New Composite Metal Foam Shows Amazing Potential For a Range of Applications
Researchers at the North Carolina State University have developed a novel composite metal foam (CMF) which they claim is going to be a market-disrupting force.
The material consists of metallic bubbles filled with air and then embedded within a metal matrix that can be made out of steel, aluminum, or any alloy.
The benefit of this approach is to make the material extremely light while still enjoying the strength and rigidity of solid metals. Roughly 70% of the structure is air, so the difference in mass is dramatic.
This CMF has been under development by aerospace engineering professor Afsaneh Rabiei for two decades now, and as she underlines, she devoted so much time on this project to make the world a better and safer place, not to get rich.
Indeed, if the CMF was to be used in aerospace and transportation, the fuel savings and by extension the environmental damage from emissions would dwindle down to unheard-of levels.
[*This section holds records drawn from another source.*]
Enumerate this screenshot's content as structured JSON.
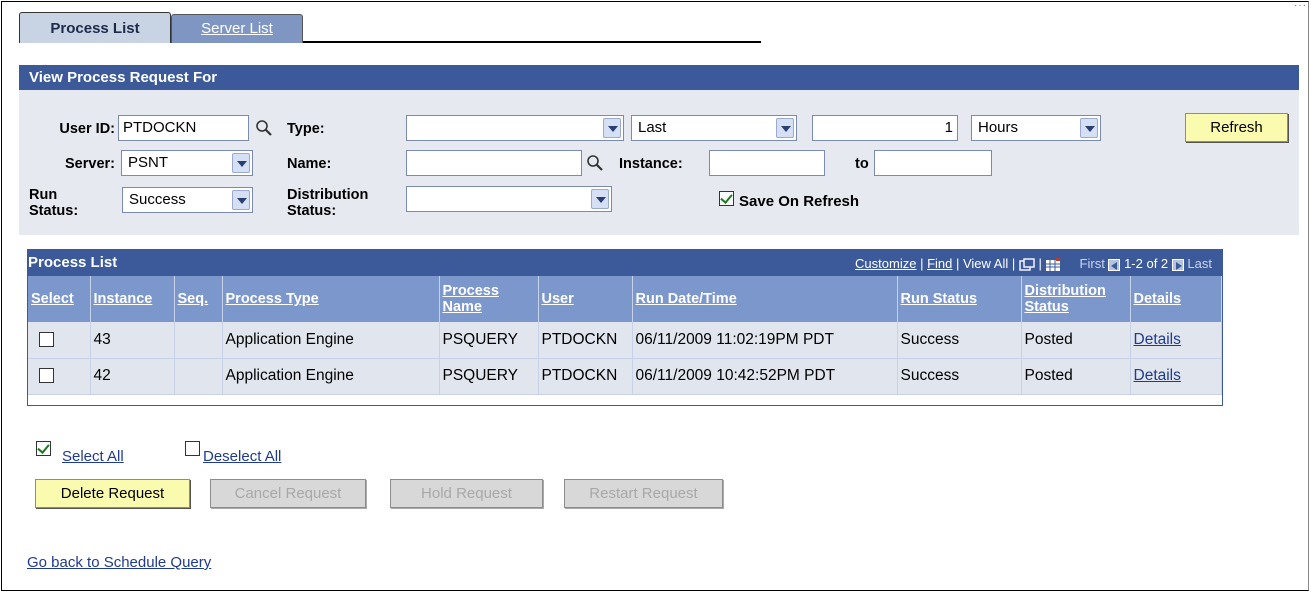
{
  "tabs": [
    {
      "label": "Process List",
      "active": true
    },
    {
      "label": "Server List",
      "active": false
    }
  ],
  "filter": {
    "header": "View Process Request For",
    "user_id_label": "User ID:",
    "user_id_value": "PTDOCKN",
    "type_label": "Type:",
    "type_value": "",
    "period_value": "Last",
    "period_count": "1",
    "period_unit": "Hours",
    "refresh_label": "Refresh",
    "server_label": "Server:",
    "server_value": "PSNT",
    "name_label": "Name:",
    "name_value": "",
    "instance_label": "Instance:",
    "instance_from": "",
    "to_label": "to",
    "instance_to": "",
    "run_status_label_1": "Run",
    "run_status_label_2": "Status:",
    "run_status_value": "Success",
    "dist_status_label_1": "Distribution",
    "dist_status_label_2": "Status:",
    "dist_status_value": "",
    "save_on_refresh_label": "Save On Refresh",
    "save_on_refresh_checked": true
  },
  "grid": {
    "title": "Process List",
    "customize": "Customize",
    "find": "Find",
    "view_all": "View All",
    "first": "First",
    "range": "1-2 of 2",
    "last": "Last",
    "columns": {
      "select": "Select",
      "instance": "Instance",
      "seq": "Seq.",
      "process_type": "Process Type",
      "process_name": "Process Name",
      "user": "User",
      "run_datetime": "Run Date/Time",
      "run_status": "Run Status",
      "distribution_status": "Distribution Status",
      "details": "Details"
    },
    "rows": [
      {
        "instance": "43",
        "seq": "",
        "process_type": "Application Engine",
        "process_name": "PSQUERY",
        "user": "PTDOCKN",
        "run_datetime": "06/11/2009 11:02:19PM PDT",
        "run_status": "Success",
        "distribution_status": "Posted",
        "details": "Details"
      },
      {
        "instance": "42",
        "seq": "",
        "process_type": "Application Engine",
        "process_name": "PSQUERY",
        "user": "PTDOCKN",
        "run_datetime": "06/11/2009 10:42:52PM PDT",
        "run_status": "Success",
        "distribution_status": "Posted",
        "details": "Details"
      }
    ]
  },
  "actions": {
    "select_all": "Select All",
    "deselect_all": "Deselect All",
    "delete_request": "Delete Request",
    "cancel_request": "Cancel Request",
    "hold_request": "Hold Request",
    "restart_request": "Restart Request"
  },
  "footer": {
    "back_link": "Go back to Schedule Query"
  },
  "colors": {
    "header_blue": "#3c5a9a",
    "column_header": "#7b97cb",
    "button_yellow": "#fbfbb0",
    "link": "#1f3b8f"
  }
}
But is the metal foam really strong enough for applications of this kind?
As demonstrated by researchers at the NC State University in the following video, an one-inch thick plate from their special CMF is enough to stop 0.50 caliber rounds, resulting in an almost negligible backplate indentation.
This also means that the CMF could be used for making lighter and more comfortable bulletproof vests and armored vehicles. The application potential for a strong metal that is super-light is practically endless, and this has the team all over the place right now.
As Rabiei explains, the properties of the foam have been perfected over the year, so the team is now working on scaling up production, streamlining retrofitting, and negotiating with end-users for licensing the technology.
The inventor believes it’s just a matter of time to see her creation conquering all markets and becoming omnipresent even in households, and only hopes she’ll be alive to see it happen.